Kudüs krizinde yalnız kalan ABD iyice "hırçın" ve "agresif" bir tarza yöneldi.
Tam da Trump yönetiminin açıkladığı yeni güvenlik stratejisinin "ekonomik çıkarı ve askeri gücü" her şeyin önüne koyan yaklaşımına uygun olarak.
Genel Kurul oylaması öncesinde Trump, BM Daimi Temsilcisi N. Haley'in kullandığı örtülü tehdit söylemini "açık" hale getirdi. Karşı oy kullanacaklara "yardımları kesme" tehdidinde bulundu:
"Bizden yüz milyonlarca hatta milyarlarca dolar yardım alıyorlar. Sonra da bize karşı oy kullanıyorlar. Bu oyları izliyoruz. Bırakın bize karşı oy versinler. O zaman bir sürü parayı elimizde tutmuş oluruz."

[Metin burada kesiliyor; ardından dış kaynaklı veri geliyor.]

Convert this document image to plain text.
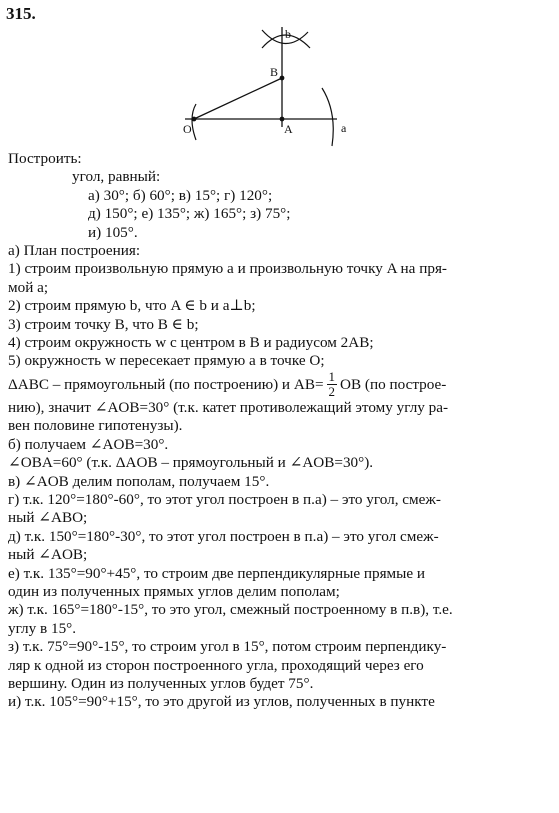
315.
b
B
O	A	a

Построить:

угол, равный:

а) 30°; б) 60°; в) 15°; г) 120°;

д) 150°; е) 135°; ж) 165°; з) 75°;

и) 105°.

а) План построения:

1) строим произвольную прямую a и произвольную точку A на пря-

мой a;

2) строим прямую b, что A ∈ b и a⊥b;

3) строим точку B, что B ∈ b;

4) строим окружность w с центром в B и радиусом 2AB;

5) окружность w пересекает прямую a в точке O;

ΔABC – прямоугольный (по построению) и $AB= \frac{1}{2}$ OB (по построе-

нию), значит ∠AOB=30° (т.к. катет противолежащий этому углу ра-

вен половине гипотенузы).

б) получаем ∠AOB=30°.

∠OBA=60° (т.к. ΔAOB – прямоугольный и ∠AOB=30°).

в) ∠AOB делим пополам, получаем 15°.

г) т.к. 120°=180°-60°, то этот угол построен в п.а) – это угол, смеж-

ный ∠ABO;

д) т.к. 150°=180°-30°, то этот угол построен в п.а) – это угол смеж-

ный ∠AOB;

е) т.к. 135°=90°+45°, то строим две перпендикулярные прямые и

один из полученных прямых углов делим пополам;

ж) т.к. 165°=180°-15°, то это угол, смежный построенному в п.в), т.е.

углу в 15°.

з) т.к. 75°=90°-15°, то строим угол в 15°, потом строим перпендику-

ляр к одной из сторон построенного угла, проходящий через его

вершину. Один из полученных углов будет 75°.

и) т.к. 105°=90°+15°, то это другой из углов, полученных в пункте
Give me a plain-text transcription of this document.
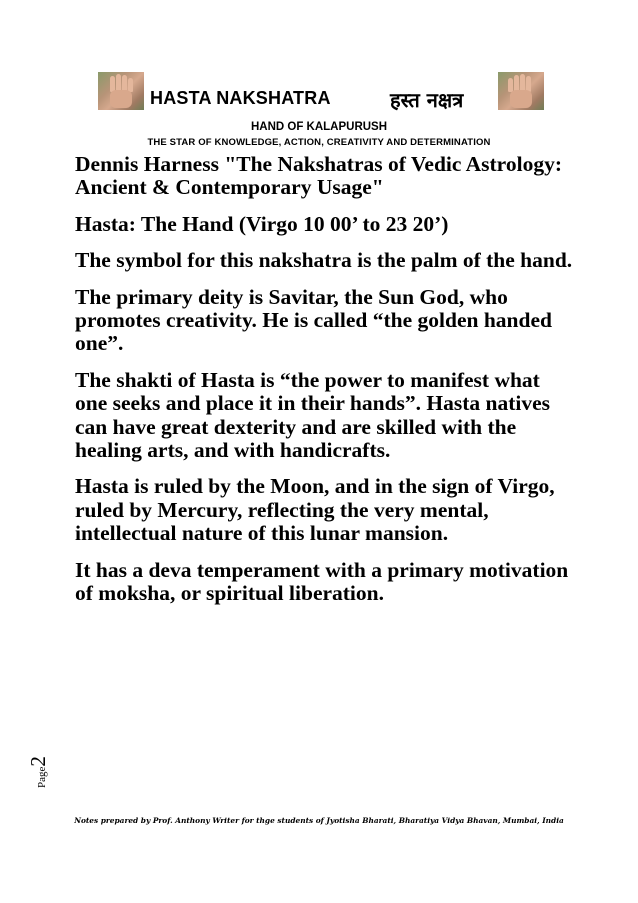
HASTA NAKSHATRA	हस्त नक्षत्र
HAND OF KALAPURUSH
THE STAR OF KNOWLEDGE, ACTION, CREATIVITY AND DETERMINATION

Dennis Harness "The Nakshatras of Vedic Astrology: Ancient & Contemporary Usage"

Hasta: The Hand (Virgo 10 00’ to 23 20’)

The symbol for this nakshatra is the palm of the hand.

The primary deity is Savitar, the Sun God, who promotes creativity. He is called “the golden handed one”.

The shakti of Hasta is “the power to manifest what one seeks and place it in their hands”. Hasta natives can have great dexterity and are skilled with the healing arts, and with handicrafts.

Hasta is ruled by the Moon, and in the sign of Virgo, ruled by Mercury, reflecting the very mental, intellectual nature of this lunar mansion.

It has a deva temperament with a primary motivation of moksha, or spiritual liberation.

Page2
Notes prepared by Prof. Anthony Writer for thge students of Jyotisha Bharati, Bharatiya Vidya Bhavan, Mumbai, India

Bu tehdidin muhatabı, ABD'nin Ortadoğu ve Afrika'da askeri ve ekonomik yardım yaptığı ülkeler. Özellikle kalkınma yardımı alan Afganistan, Ürdün, Pakistan, Kenya, Etiyopya, Suriye, Güney Sudan, Demokratik Kongo, Nijerya ve Irak gibi ülkeler baskı altına alındı.